• "We made a commitment to real choreography. I basically drew a line in the sand and said, “If this interface is going to be great, and we're going to make a dance game that's gonna be transformative, you have to be able to dance 'Crank That' by Soulja Boy.” That’s the bar for a good interface."
  • "In recent years we've seen plenty of criticism (including mine) leveled at video games that rehash old ideas; games that rely on genre formulas; games that ape the language of film. Games, we're often told, need new ideas. Games need to grow up. Games should leverage their defining interactivity. Cutscenes are lazy. Let movies be movies. Players want to write their own stories. Games don't need authored narratives. Games don't need linear stories. Games don't need stories. All games should be fun. No they shouldn't.

    The problem with these reductive arguments is they fail to account for how art rails against boundaries; how artists inevitably seek to situate their work in the margins no one can own. Artists instinctively push back against "don't," "shouldn't," and "must." This is why we give them genius grants. It's also why we put them in prison. The real action is in the margins." Good stuff from Michael.

  • "It's true that Wyndham's preference is for no-nonsense, brisk, wry narrators, and the horrors that visit the books can seem like opportunities to show off good old British pluck. But the books are surprisingly unheroic, and often (notably in the cases of Kraken and Triffids) peculiarly open-ended. And if you look closely, you begin to see that there's something very uncosy, persistently unsettling, about these books, that continues to ask profound questions about the limits of our culture and the foundations of the post-war world."
  • "We’re happy to confirm the news today that the sale of the company is complete.
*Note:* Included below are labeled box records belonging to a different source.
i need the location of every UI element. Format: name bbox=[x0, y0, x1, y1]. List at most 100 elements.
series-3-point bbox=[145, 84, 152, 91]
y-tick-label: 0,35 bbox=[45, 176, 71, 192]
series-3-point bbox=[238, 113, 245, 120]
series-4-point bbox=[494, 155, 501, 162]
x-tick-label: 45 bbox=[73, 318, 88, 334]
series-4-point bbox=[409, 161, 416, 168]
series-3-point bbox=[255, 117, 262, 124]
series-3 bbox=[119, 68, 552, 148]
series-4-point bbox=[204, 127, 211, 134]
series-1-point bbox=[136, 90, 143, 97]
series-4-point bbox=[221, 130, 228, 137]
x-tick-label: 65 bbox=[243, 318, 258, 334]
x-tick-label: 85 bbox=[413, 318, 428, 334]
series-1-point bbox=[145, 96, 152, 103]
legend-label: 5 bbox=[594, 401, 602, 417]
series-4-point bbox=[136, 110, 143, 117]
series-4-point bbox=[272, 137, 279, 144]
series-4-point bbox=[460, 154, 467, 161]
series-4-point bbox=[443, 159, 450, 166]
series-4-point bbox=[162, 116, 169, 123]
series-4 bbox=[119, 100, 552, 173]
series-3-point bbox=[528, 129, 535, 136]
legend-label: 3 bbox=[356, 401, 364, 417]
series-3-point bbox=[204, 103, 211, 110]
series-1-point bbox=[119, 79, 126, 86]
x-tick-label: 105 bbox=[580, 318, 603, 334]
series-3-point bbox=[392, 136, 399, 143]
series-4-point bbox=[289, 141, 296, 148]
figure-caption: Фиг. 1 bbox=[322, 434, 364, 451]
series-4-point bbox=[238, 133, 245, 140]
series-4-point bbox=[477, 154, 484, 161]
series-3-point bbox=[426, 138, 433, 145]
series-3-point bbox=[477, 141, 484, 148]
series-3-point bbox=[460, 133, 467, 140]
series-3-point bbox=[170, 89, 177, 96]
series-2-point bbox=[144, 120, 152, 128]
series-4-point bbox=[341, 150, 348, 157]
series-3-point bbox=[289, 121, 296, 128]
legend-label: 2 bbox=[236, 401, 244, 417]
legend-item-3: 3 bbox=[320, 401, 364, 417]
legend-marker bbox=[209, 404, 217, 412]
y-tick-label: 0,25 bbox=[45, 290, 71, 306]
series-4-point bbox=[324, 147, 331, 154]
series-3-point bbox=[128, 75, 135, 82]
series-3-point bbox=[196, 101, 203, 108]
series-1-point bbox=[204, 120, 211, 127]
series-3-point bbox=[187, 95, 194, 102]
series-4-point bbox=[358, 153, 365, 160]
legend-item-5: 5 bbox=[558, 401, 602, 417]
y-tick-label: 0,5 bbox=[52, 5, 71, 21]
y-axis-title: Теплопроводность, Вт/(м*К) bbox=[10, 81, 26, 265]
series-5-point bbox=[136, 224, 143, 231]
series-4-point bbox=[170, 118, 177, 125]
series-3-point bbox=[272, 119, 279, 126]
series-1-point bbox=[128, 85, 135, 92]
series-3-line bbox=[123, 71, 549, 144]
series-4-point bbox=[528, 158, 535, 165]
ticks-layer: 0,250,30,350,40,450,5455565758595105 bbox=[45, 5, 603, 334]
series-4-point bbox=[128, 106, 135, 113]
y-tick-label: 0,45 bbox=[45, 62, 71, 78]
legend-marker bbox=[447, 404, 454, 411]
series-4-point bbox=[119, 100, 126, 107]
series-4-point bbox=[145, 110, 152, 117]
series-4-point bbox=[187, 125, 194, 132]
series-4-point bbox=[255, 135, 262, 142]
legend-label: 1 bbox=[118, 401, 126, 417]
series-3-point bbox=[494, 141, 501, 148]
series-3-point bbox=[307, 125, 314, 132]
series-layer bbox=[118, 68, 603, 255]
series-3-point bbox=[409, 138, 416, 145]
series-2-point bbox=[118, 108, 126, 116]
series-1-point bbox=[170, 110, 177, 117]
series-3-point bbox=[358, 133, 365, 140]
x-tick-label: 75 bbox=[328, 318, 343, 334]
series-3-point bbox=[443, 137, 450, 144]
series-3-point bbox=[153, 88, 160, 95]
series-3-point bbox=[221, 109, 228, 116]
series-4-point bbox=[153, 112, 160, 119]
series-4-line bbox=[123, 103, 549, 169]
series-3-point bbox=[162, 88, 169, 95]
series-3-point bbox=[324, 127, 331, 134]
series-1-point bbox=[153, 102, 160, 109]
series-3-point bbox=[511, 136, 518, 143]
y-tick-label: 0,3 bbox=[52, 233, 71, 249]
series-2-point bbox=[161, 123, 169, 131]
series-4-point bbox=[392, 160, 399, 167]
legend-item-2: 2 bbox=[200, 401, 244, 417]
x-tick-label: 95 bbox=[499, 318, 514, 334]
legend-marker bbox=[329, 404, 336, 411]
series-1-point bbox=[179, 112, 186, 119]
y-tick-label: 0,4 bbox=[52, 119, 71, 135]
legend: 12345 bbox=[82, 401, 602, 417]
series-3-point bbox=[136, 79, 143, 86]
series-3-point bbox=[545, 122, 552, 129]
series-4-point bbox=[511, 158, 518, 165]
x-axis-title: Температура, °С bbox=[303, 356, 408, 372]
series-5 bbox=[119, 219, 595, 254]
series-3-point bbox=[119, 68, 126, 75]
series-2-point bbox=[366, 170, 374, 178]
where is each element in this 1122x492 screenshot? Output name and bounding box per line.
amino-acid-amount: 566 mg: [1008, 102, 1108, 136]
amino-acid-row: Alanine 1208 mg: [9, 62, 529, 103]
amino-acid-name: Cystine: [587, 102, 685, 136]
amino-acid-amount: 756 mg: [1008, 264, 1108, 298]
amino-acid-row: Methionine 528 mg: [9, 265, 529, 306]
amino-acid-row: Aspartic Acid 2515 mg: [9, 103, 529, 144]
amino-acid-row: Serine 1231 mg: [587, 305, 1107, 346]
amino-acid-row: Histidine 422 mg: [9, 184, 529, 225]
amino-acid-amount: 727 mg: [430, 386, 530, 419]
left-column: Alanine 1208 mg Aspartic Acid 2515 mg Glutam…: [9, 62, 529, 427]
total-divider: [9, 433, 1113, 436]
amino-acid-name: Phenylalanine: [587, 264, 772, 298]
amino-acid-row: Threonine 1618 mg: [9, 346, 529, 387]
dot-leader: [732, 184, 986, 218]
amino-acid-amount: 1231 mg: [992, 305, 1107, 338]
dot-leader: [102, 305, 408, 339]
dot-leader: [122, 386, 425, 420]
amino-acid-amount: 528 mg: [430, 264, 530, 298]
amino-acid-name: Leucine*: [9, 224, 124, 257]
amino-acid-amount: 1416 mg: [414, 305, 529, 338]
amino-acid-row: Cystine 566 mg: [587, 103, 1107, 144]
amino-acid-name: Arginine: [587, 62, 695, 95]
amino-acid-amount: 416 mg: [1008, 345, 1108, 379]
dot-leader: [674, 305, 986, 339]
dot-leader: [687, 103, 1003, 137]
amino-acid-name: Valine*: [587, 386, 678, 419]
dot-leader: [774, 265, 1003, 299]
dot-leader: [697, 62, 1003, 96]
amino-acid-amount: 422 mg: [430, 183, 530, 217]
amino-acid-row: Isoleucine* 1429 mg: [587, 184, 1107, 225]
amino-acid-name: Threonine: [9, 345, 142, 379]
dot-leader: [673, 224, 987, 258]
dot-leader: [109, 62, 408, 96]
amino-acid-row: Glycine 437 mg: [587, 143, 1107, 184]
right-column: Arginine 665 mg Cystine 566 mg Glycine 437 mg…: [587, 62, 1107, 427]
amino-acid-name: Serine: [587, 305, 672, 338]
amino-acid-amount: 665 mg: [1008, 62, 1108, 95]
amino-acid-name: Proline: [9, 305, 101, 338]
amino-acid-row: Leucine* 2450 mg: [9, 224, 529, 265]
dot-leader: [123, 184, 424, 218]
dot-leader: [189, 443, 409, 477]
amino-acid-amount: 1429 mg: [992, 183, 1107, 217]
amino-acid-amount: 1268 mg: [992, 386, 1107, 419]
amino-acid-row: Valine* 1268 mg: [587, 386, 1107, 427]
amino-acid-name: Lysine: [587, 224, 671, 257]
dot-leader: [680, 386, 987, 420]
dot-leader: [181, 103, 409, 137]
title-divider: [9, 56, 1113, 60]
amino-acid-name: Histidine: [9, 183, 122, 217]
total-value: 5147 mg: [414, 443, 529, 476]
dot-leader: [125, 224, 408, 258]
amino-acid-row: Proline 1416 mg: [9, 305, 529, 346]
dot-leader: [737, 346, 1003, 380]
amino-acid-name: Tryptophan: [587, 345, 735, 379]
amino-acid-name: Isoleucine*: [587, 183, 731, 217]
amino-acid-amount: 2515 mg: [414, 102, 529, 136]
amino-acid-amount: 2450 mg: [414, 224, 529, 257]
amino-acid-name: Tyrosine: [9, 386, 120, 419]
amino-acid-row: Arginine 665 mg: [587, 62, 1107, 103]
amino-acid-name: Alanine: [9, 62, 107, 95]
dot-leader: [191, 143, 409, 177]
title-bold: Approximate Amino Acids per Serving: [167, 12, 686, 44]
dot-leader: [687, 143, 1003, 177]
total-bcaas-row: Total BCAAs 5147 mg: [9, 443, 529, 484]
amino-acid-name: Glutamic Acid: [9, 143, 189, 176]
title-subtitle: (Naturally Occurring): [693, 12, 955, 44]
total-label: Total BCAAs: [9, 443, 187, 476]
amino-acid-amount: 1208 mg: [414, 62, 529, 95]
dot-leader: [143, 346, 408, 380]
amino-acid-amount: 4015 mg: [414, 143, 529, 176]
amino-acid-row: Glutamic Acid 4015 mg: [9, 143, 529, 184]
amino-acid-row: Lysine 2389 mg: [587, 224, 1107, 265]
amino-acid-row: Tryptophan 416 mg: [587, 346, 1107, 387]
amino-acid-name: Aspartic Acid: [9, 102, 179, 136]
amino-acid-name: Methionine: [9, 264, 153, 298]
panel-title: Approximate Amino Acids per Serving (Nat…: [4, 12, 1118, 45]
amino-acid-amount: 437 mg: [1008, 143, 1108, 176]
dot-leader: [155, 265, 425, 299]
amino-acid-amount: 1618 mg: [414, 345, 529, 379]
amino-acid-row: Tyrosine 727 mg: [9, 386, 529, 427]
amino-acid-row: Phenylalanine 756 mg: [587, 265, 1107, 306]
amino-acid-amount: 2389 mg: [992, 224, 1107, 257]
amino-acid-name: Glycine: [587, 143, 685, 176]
We appreciate all of your support, comments and warm wishes in the preceding few weeks.

    Viacom and MTV Networks have been an amazing home for us over the past 4 years. It’s where we launched both Rock Band and Dance Central, worked with The Beatles, Green Day, AC/DC, The Who and thousands of other artists. We want to take a moment to thank everyone in that organization who helped make these awesome games possible.
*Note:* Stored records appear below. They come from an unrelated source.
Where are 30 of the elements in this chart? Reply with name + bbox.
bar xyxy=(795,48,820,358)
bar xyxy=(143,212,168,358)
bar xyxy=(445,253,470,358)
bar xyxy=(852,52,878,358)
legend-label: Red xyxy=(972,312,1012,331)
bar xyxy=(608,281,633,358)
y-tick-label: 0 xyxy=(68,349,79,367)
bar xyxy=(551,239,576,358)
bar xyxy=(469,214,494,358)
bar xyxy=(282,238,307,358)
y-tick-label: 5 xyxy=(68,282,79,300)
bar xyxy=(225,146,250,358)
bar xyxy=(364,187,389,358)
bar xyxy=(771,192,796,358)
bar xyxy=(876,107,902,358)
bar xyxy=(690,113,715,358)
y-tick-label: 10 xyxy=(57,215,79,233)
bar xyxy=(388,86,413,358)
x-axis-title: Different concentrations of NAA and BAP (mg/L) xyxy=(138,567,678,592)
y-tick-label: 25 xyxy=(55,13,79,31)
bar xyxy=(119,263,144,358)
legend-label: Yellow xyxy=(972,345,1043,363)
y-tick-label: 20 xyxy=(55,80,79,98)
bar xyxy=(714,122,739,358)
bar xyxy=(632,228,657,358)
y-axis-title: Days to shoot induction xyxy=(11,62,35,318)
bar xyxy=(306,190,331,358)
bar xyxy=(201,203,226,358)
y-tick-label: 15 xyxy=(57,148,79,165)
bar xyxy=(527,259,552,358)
    We’re excited to be returning to our roots as an independent and privately owned studio."

    Brilliant news.

  • "…the bullets biodegrade when they hit flesh, leaving nothing behind but a blog post." It is a little sad that, as ever, I'm the millionth person to write "I LOVE VALVE" on the internet, but seriously, as I keep saying: I love Valve so much. (I want my white earbuds).
  • Brilliant.
  • "But then, nobody’s expected to be able to sight-read the Pro guitar tracks. It’s meant for actual students of the guitar. And if you use the game’s slowed-down Practice mode, the game packs the potential to become a real tool for learning to play music." The notion that Harmonix were always a music company, who just happened to make games, becomes ever more true. Proper tab notation, proper strings on the Pro instruments? Well done.
  • "The dwarves hide in the shadows of the trees from the wandering light. The burning tea-light (adult player) moves through the dark forest and tries to find the small dwarves in their hiding places. If a dwarf is touched by the light, it is frozen and not allowed to move anymore. The other dwarves try to release it. To achieve this they must wait until the light has gone far enough so that one of them can join it in the shadow. All the dwarves try to unite under one tree while the candle tries to freeze the dwarves. Who will win, the light or the dwarves?" How the hell did I not know about this? Asymmetric boardgame for adult/children – one player, made of light, hunts down other players, hiding in shadow, shutting their eyes between turns. Magical.
  • "Augmented Shadow, by Joon Moon, 2010. used openframeworks. It's a tabletop interface on where artificial shadows of tangible objects displayed. You can play with the shadows lying on the boundary between the real, virtual, and fantasy." Now stop reading and watch. Beautiful, simple, engaging, playful and storyful all at once.
  • "I've developed a habit of delivering a drum solo at the beginning of every Rock Band track — just a little wailing away while the song cues up. It's a way of making the songs mine. You can't do that in The Beatles. Hit a drum pad before the song starts, and nothing happens, because that sound isn't on the original recording… More important, it's the game's way of making sure that you don't dare mess with perfection! I'm not a huge fan of that attitude. Past — and, technically, current — Rock Band games are about engaging with the music on an equal level. This game, though, is a ball-washing of the highest order. Maybe the Beatles are more deserving of such treatment than any other band, but I don't think any band deserves that treatment. Not now that I've seen the alternatives." Mitch Krpata on his problems with Rock Band: The Beatles.
  • "The Beatles: Rock Band is the total opposite [of Rock Band 2]. The "characters" are untouchable, and the tracks don't even toss you a freestyle section. Your only choices are to get the song right, or not. Sure, it's a cliché that most videogames make you save the world, but at least in those games, you know you're needed. I've never felt less important in a game than this one." Chris Dahlen makes an excellent point in the midst of his excellent (and otherwise uniformly positive) review of The Beatles: Rock Band for Pitchfork.